Consistent connectivity patterns were observed between V1 and V2 (see Fig. 1 for the definition of retinotopic segments). (a) Hypothesized connectivity matrix with higher expected retinotopic V1–V2 connectivity. The retinotopic and non-retinotopic connections are shown with on- and off-diagonal elements of the connectivity matrix, respectively. (b) Group-average V1–V2 connectivity matrix computed across six hemispheres (i.e., three subjects). On average higher connectivity was detected for the V1 and V2 retinotopic segments. (c) Corresponding group-average proximity matrix computed based on the reciprocals of the streamline lengths across all subjects and all acquisitions.
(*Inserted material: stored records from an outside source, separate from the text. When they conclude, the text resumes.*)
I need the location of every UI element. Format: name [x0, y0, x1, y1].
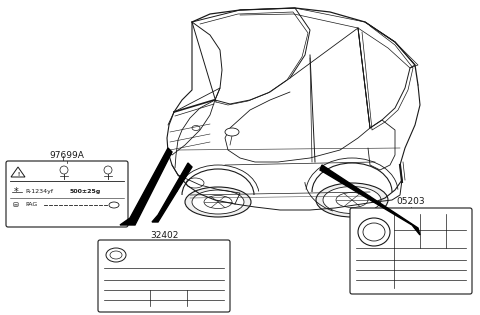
FancyBboxPatch shape [98, 240, 230, 312]
Ellipse shape [192, 190, 244, 214]
FancyBboxPatch shape [350, 208, 472, 294]
Text: 97699A: 97699A [49, 152, 84, 161]
Text: *: * [13, 187, 18, 197]
Polygon shape [152, 163, 192, 222]
Text: ⚠: ⚠ [60, 168, 68, 178]
Text: 32402: 32402 [150, 231, 178, 239]
Polygon shape [120, 148, 172, 225]
Text: 500±25g: 500±25g [70, 188, 101, 193]
Ellipse shape [185, 187, 251, 217]
Polygon shape [11, 167, 25, 177]
FancyBboxPatch shape [6, 161, 128, 227]
Polygon shape [320, 165, 420, 235]
Text: !: ! [17, 171, 19, 176]
Text: 05203: 05203 [396, 198, 425, 207]
Ellipse shape [225, 128, 239, 136]
Text: PAG: PAG [25, 203, 37, 208]
Text: R-1234yf: R-1234yf [25, 188, 53, 193]
Text: ⛁: ⛁ [13, 202, 19, 208]
Ellipse shape [323, 186, 381, 214]
Ellipse shape [316, 183, 388, 217]
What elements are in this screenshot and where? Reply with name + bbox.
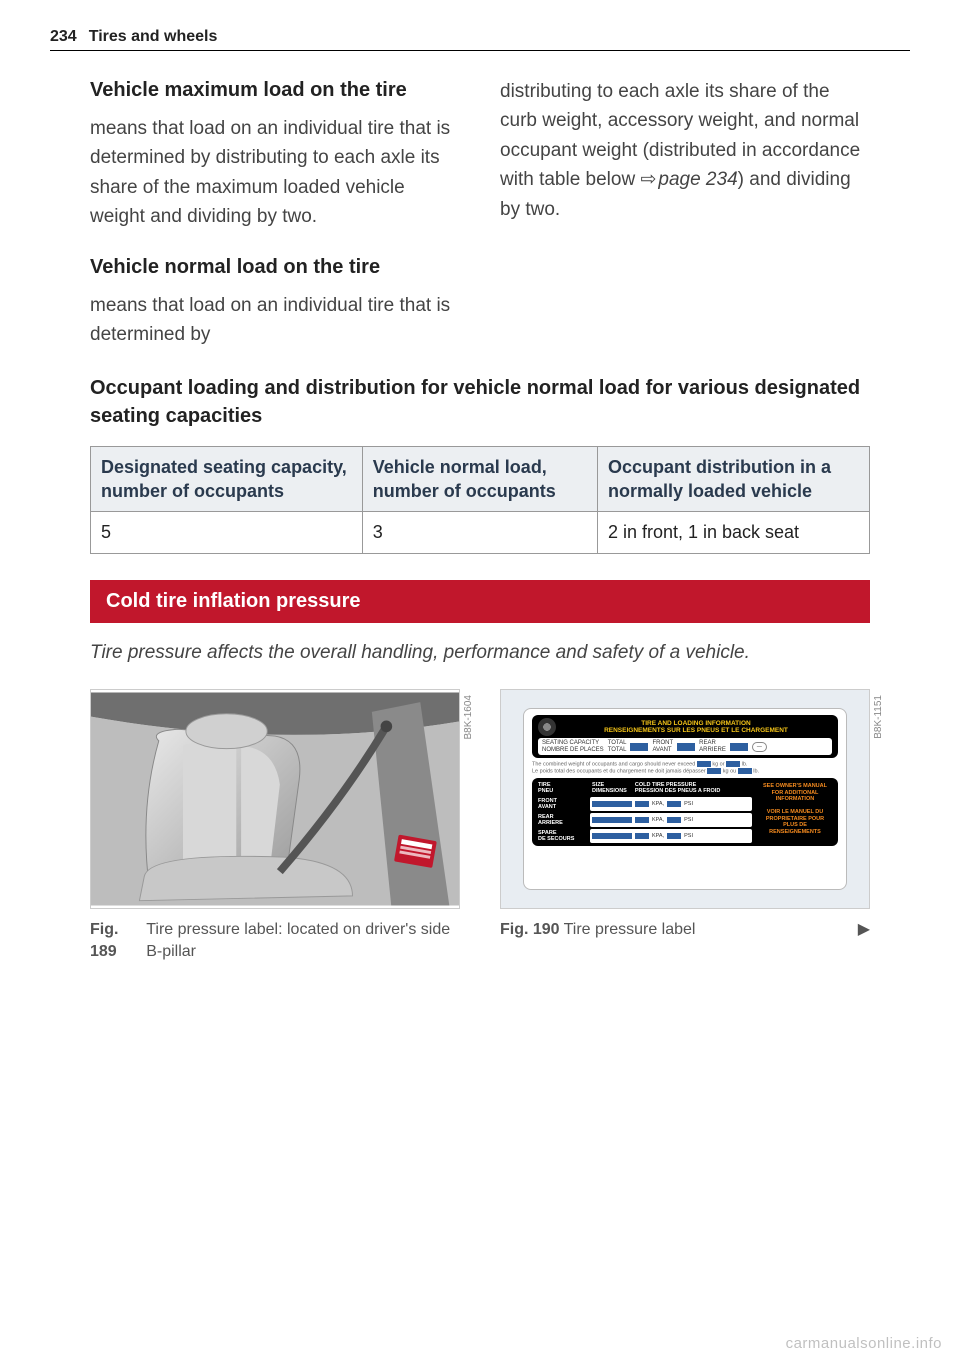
figure-189: B8K-1604 [90, 689, 460, 962]
term-max-load: Vehicle maximum load on the tire [90, 77, 460, 104]
col-header-distribution: Occupant distribution in a normally load… [597, 446, 869, 512]
body-max-load: means that load on an individual tire th… [90, 114, 460, 232]
figure-row: B8K-1604 [90, 689, 870, 962]
orange-note-en: SEE OWNER'S MANUAL FOR ADDITIONAL INFORM… [756, 781, 834, 805]
figure-190-caption-bold: Fig. 190 [500, 919, 560, 941]
body-normal-load-part2: distributing to each axle its share of t… [500, 77, 870, 224]
value-block-icon [635, 817, 649, 823]
xref-arrow-icon [640, 169, 658, 190]
term-normal-load: Vehicle normal load on the tire [90, 254, 460, 281]
value-block-icon [697, 761, 711, 767]
right-column: distributing to each axle its share of t… [500, 77, 870, 350]
value-block-icon [592, 801, 632, 807]
row-front-fr: AVANT [538, 804, 556, 810]
hdr-tire-fr: PNEU [538, 788, 553, 794]
value-block-icon [592, 817, 632, 823]
row-spare-fr: DE SECOURS [538, 836, 574, 842]
figure-189-code: B8K-1604 [463, 695, 474, 739]
kpa: KPA, [652, 801, 664, 807]
figure-190-image: TIRE AND LOADING INFORMATION RENSEIGNEME… [500, 689, 870, 909]
table-row: 5 3 2 in front, 1 in back seat [91, 512, 870, 553]
xref-page: page 234 [658, 169, 737, 190]
col-header-normal-load: Vehicle normal load, number of occupants [362, 446, 597, 512]
orange-note-fr: VOIR LE MANUEL DU PROPRIETAIRE POUR PLUS… [756, 807, 834, 837]
label-title-en: TIRE AND LOADING INFORMATION [560, 720, 832, 727]
watermark: carmanualsonline.info [786, 1335, 942, 1352]
body-normal-load-part1: means that load on an individual tire th… [90, 291, 460, 350]
total-label: TOTAL [608, 740, 627, 747]
cell-designated: 5 [91, 512, 363, 553]
value-block-icon [667, 801, 681, 807]
row-rear-fr: ARRIERE [538, 820, 563, 826]
figure-189-caption-text: Tire pressure label: located on driver's… [146, 919, 460, 962]
figure-190-caption: Fig. 190 Tire pressure label ▶ [500, 919, 870, 941]
section-subtitle: Tire pressure affects the overall handli… [90, 639, 870, 668]
psi: PSI [684, 801, 693, 807]
tire-icon [538, 718, 556, 736]
hdr-press-fr: PRESSION DES PNEUS A FROID [635, 788, 720, 794]
value-block-icon [667, 817, 681, 823]
psi: PSI [684, 833, 693, 839]
value-block-icon [592, 833, 632, 839]
page-header: 234 Tires and wheels [50, 28, 910, 51]
figure-189-caption-bold: Fig. 189 [90, 919, 142, 962]
psi: PSI [684, 817, 693, 823]
front-fr: AVANT [652, 747, 673, 754]
section-title-occupant-loading: Occupant loading and distribution for ve… [90, 374, 870, 430]
seating-fr: NOMBRE DE PLACES [542, 747, 604, 754]
hdr-size-fr: DIMENSIONS [592, 788, 627, 794]
section-bar-cold-tire: Cold tire inflation pressure [90, 580, 870, 623]
rear-fr: ARRIERE [699, 747, 726, 754]
mid-text-en: The combined weight of occupants and car… [532, 762, 695, 768]
left-column: Vehicle maximum load on the tire means t… [90, 77, 460, 350]
oval-icon: — [752, 742, 767, 752]
continue-arrow-icon: ▶ [858, 919, 870, 941]
mid-text-fr: Le poids total des occupants et du charg… [532, 769, 706, 775]
seating-en: SEATING CAPACITY [542, 740, 604, 747]
value-block-icon [635, 833, 649, 839]
value-block-icon [667, 833, 681, 839]
car-interior-icon [91, 690, 459, 908]
kpa: KPA, [652, 817, 664, 823]
col-header-designated: Designated seating capacity, number of o… [91, 446, 363, 512]
figure-189-caption: Fig. 189 Tire pressure label: located on… [90, 919, 460, 962]
front-en: FRONT [652, 740, 673, 747]
value-block-icon [630, 743, 648, 751]
figure-190-code: B8K-1151 [873, 695, 884, 739]
kg-label: kg or [712, 762, 724, 768]
page-number: 234 [50, 28, 77, 46]
total-label2: TOTAL [608, 747, 627, 754]
header-title: Tires and wheels [89, 28, 218, 46]
tire-label-graphic: TIRE AND LOADING INFORMATION RENSEIGNEME… [501, 690, 869, 908]
kpa: KPA, [652, 833, 664, 839]
value-block-icon [726, 761, 740, 767]
occupant-loading-table: Designated seating capacity, number of o… [90, 446, 870, 554]
figure-190: B8K-1151 TIRE AND LOADING INFORMATION RE… [500, 689, 870, 962]
rear-en: REAR [699, 740, 726, 747]
value-block-icon [738, 768, 752, 774]
value-block-icon [730, 743, 748, 751]
value-block-icon [677, 743, 695, 751]
value-block-icon [707, 768, 721, 774]
value-block-icon [635, 801, 649, 807]
definitions-columns: Vehicle maximum load on the tire means t… [90, 77, 870, 350]
cell-normal-load: 3 [362, 512, 597, 553]
table-header-row: Designated seating capacity, number of o… [91, 446, 870, 512]
figure-190-caption-text: Tire pressure label [564, 919, 696, 941]
lb-label: lb. [742, 762, 748, 768]
label-title-fr: RENSEIGNEMENTS SUR LES PNEUS ET LE CHARG… [560, 727, 832, 734]
figure-189-image [90, 689, 460, 909]
cell-distribution: 2 in front, 1 in back seat [597, 512, 869, 553]
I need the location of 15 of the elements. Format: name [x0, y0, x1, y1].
Retinotopic connectivity showed, on average, higher proximity.

Figure 7

The mapped V1–V2 connectivity is reproducible across scans (scan–rescan) with the 32-channel and the flexible surface coils. (a) ICC matrix computed between the mean of the scan–rescan 32-channel coil connectivity and the flexible surface coil connectivity across six hemispheres shows mostly high correlation. (b) Percentage connectivity for all detected retinotopic and non-retinotopic fiber tracks using the 32-channel and flexible surface coils averaged over all subjects supports high reproducibility for the three experiments. (c) Corresponding fiber track geometries show high reproducibility across the scan–rescan and the flexible surface coil experiments as demonstrated for a representative subset of V1–V2 fiber tracks.

Figure 8

Consistent connectivity patterns between V1 and V2 were reproduced in Experiment 2 on the larger group of 14 participants (see Fig. 1 for the definition of retinotopic segments and Fig. 6a for hypothesized connectivity pattern and definition of retinotopic and non-retinotopic connections in the connectivity matrix). (a) Group-average V1–V2 connectivity matrix computed across 28 hemispheres (i.e., 14 subjects) for the 32-channel coil scans. (b) Group-average V1–V2 connectivity matrix computed across 26 hemispheres (i.e., 13 subjects) for the flexible surface coil scans. On average higher connectivity was detected for the V1 and V2 retinotopic segments for both 32-channel and flexible surface coil DWI. (c,d) Corresponding group-average proximity matrices computed based on the reciprocals of the streamline lengths across all hemispheres. Retinotopic connectivity showed, on average, higher proximity.